The Eastern Church has further developed and deepened this understanding of Jesus’ Baptism in her liturgy and her theology of icons. She sees a deep connection between the content of the feast of Epiphany (the heavenly voice proclaiming Jesus to be the Son of God: for the East the Epiphany is the day of the Baptism) and Easter. She sees Jesus’ remark to John that ” it is fitting for us to fulfill all righteousness” (Mt 3:15) as the anticipation of his prayer to the Father in Gethsemane: ” My Father… not as I will, but as thou wilt”(Mt 26:39). The liturgical hymns for January 3 correspond to those for Wednesday in Holy Week; the hymns for January 4 to those for Holy Thursday; the hymns for January 5 to those for Good Friday and Holy Saturday.
These correspondences are picked up by the iconographic tradition. The icon of Jesus’ Baptism depicts the water as a liquid tomb having the form of a dark cavern, which is in turn the iconographic sign of Hades, the underworld, or hell. Jesus’ descent into this watery tomb, into this inferno that envelops him from every side, is thus an anticipation of his act of descending into the underworld: ” When he went down into the waters, he bound the strong man” (cf Lk 11:22), says Cyril of Jerusalem. John Chrysostom writes: “Going down into the water and emerging again are the image of the descent into hell and the Resurrection.” The troparia of the Byzantine Liturgy add yet another symbolic connection: “The Jordan was turned back by Elisha’s coat, and the waters were divided leaving a dry path. This is a true image of Baptism by which we pass through life” (Evdokimov, The Art of the Icon, p. 296)

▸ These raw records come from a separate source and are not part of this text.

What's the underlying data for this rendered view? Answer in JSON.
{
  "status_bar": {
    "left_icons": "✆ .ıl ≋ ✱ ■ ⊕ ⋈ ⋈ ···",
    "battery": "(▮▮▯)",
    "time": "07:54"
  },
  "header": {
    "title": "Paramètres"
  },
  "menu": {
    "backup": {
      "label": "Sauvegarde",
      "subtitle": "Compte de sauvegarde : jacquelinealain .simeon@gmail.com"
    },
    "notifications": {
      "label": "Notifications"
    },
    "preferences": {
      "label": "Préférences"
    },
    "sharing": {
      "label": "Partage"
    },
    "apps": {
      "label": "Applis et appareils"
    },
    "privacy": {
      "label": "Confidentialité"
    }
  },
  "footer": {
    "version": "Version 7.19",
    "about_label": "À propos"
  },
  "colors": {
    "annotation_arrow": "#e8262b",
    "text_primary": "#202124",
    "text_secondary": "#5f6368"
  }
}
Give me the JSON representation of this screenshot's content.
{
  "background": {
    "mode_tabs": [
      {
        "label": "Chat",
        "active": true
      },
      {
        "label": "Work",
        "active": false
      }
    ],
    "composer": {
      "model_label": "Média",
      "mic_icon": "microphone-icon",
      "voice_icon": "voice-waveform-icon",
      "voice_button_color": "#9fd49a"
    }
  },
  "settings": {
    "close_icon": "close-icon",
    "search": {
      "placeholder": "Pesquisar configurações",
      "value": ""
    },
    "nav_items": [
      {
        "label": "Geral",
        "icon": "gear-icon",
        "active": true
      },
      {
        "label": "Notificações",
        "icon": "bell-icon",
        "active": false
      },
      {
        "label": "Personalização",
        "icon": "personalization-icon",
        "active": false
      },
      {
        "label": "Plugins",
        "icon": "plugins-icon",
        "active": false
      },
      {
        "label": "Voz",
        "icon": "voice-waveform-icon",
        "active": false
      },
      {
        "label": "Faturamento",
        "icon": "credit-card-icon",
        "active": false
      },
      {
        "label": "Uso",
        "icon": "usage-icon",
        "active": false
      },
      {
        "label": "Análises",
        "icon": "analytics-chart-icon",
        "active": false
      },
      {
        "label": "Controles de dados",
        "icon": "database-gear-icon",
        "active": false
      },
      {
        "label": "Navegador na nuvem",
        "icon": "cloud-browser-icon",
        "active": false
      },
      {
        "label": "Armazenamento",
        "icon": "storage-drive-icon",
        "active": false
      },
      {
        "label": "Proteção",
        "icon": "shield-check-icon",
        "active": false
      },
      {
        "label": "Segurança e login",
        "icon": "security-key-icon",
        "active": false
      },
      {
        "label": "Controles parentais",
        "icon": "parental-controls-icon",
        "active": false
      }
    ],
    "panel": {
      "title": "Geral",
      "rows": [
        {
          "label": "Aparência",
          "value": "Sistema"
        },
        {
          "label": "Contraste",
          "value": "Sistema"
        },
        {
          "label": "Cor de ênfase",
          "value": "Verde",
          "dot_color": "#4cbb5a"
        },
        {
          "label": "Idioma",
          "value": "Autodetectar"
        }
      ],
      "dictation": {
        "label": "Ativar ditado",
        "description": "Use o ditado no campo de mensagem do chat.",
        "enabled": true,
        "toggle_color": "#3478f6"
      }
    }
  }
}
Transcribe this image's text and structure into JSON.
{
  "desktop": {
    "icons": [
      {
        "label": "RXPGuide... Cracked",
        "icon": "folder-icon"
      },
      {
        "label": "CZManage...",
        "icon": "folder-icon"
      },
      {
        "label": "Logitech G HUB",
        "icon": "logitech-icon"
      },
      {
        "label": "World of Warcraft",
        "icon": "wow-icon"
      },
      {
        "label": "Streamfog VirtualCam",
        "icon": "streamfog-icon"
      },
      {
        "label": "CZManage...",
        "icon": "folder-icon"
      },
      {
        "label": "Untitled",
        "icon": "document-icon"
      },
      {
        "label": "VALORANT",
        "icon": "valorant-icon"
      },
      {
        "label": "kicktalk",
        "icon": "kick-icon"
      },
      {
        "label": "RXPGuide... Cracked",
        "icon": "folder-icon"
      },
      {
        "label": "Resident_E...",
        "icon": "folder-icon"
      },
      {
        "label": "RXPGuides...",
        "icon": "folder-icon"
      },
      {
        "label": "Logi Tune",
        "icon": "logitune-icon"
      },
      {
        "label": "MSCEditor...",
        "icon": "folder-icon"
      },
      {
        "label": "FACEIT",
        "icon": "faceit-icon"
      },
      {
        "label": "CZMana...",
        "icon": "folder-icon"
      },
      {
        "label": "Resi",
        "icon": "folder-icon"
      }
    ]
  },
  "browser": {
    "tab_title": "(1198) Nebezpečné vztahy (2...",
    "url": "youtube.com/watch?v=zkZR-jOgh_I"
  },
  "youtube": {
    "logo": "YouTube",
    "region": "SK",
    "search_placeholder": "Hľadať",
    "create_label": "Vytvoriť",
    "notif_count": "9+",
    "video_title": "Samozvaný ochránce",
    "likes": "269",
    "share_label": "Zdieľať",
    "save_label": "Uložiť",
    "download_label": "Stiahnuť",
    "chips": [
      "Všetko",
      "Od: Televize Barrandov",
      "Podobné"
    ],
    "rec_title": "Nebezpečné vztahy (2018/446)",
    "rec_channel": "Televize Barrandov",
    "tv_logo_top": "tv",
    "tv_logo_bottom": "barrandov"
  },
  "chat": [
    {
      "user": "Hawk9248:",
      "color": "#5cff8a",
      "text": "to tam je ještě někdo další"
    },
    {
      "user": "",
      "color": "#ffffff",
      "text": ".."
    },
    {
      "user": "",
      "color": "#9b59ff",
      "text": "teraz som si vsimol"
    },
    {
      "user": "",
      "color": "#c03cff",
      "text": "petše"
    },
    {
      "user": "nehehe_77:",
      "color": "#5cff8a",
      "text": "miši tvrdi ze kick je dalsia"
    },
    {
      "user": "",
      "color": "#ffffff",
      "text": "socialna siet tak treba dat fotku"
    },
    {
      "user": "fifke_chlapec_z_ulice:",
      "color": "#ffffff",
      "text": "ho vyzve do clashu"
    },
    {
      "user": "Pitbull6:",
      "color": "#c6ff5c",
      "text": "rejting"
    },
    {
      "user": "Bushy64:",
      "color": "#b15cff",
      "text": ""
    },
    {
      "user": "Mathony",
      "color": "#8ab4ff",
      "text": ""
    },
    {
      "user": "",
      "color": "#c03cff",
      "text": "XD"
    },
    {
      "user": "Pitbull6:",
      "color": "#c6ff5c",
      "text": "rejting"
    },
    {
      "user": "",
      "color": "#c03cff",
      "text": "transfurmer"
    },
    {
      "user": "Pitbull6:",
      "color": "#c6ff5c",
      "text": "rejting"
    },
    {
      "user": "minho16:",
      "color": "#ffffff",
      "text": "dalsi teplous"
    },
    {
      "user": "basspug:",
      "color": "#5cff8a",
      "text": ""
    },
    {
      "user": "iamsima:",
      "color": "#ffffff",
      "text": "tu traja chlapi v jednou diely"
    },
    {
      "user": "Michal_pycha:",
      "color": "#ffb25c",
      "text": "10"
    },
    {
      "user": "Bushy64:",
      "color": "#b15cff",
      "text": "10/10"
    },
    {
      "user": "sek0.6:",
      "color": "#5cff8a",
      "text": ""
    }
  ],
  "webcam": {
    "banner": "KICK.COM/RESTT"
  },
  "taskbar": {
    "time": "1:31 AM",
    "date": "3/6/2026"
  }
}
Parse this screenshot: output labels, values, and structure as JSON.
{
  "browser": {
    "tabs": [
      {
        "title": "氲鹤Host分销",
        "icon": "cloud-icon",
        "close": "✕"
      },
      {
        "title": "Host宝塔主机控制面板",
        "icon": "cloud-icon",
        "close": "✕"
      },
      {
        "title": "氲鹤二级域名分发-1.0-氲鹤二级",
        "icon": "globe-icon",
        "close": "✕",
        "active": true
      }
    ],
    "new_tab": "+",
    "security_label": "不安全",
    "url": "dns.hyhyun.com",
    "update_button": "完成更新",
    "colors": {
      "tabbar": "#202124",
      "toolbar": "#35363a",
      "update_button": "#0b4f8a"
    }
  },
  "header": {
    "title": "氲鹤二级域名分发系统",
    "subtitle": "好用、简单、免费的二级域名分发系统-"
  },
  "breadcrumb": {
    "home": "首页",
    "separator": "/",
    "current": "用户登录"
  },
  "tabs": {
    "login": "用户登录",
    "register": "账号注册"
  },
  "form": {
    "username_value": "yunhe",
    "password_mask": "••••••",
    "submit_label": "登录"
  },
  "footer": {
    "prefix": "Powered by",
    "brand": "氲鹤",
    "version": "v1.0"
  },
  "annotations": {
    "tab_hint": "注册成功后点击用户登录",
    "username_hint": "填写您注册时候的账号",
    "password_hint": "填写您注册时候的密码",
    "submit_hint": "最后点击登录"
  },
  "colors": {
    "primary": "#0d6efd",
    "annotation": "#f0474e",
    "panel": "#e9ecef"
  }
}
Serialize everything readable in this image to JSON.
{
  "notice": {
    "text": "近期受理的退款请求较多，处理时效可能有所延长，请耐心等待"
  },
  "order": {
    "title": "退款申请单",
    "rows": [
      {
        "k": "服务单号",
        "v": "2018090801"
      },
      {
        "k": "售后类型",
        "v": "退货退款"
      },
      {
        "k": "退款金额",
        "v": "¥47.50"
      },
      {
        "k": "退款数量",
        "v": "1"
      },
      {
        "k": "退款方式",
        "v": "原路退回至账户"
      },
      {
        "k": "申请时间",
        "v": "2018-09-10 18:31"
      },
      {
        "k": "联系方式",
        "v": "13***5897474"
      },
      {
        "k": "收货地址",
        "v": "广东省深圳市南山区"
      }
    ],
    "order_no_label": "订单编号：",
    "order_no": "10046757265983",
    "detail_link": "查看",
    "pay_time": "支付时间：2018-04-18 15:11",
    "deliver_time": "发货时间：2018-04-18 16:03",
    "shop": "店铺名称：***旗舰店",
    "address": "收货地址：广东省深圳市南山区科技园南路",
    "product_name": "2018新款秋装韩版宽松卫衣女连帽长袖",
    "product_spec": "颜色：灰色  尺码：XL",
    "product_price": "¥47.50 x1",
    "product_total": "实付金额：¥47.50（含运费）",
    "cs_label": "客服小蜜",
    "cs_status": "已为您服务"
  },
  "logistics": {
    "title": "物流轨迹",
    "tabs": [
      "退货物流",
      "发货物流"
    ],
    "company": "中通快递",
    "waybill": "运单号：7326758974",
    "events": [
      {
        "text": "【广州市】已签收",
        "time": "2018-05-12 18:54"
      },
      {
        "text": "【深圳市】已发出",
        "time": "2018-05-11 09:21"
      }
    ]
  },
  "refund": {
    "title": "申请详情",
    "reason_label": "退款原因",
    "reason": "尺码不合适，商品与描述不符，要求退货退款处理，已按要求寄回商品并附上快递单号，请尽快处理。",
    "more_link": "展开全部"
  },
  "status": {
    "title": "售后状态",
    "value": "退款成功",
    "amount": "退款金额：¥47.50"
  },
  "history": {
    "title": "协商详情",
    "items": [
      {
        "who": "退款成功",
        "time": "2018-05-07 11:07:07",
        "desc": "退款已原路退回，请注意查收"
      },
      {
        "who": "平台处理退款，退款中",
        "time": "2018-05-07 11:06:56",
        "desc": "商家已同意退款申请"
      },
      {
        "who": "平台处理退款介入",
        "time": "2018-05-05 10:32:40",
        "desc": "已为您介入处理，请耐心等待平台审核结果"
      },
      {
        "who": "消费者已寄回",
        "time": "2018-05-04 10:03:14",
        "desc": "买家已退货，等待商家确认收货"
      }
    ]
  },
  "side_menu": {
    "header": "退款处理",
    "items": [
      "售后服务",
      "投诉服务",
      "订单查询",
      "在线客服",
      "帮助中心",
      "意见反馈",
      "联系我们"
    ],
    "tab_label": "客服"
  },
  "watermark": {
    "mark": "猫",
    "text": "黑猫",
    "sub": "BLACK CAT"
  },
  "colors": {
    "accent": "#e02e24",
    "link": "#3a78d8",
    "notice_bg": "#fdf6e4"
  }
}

Jesus’ Baptism, then, is understood as a repetition of the whole of history, which both recapitulates the past and anticipates the future. His entering into the sin of others is a descent into the “inferno.” But he does not descend merely in the role of a spectator, as in Dante’s Inferno. Rather, he goes down in the role of one whose suffering-with-others is a transforming suffering that turns the underworld around, knocking down and flinging open the gates of the abyss. His Baptism is a descent into the house of the evil one, combat with the “strong man” (cf. Lk 11:22) who holds men captive (and the truth is that we are all very much captive to powers that anonymously manipulate us!).
Throughout all its history, the world is powerless to defeat the “strong man”; he is overcome and bound by one yet stronger, who, because of his equality with God, can take upon himself all the sin of the world and then suffers it through to the end–omitting nothing on the downward path into identity with the fallen.
This struggle is the “conversion” of being that brings it into a new condition, that prepares a new heaven and new earth. Looked at from this angle, the sacrament of Baptism appears as the gift of participation in Jesus’ world-transforming struggle in the conversion of life that took place in his descent and ascent.
Joseph Ratzinger (a.k.a. Pope Benedict XVI), Jesus of Nazareth (Doubleday, 2007), 18-20.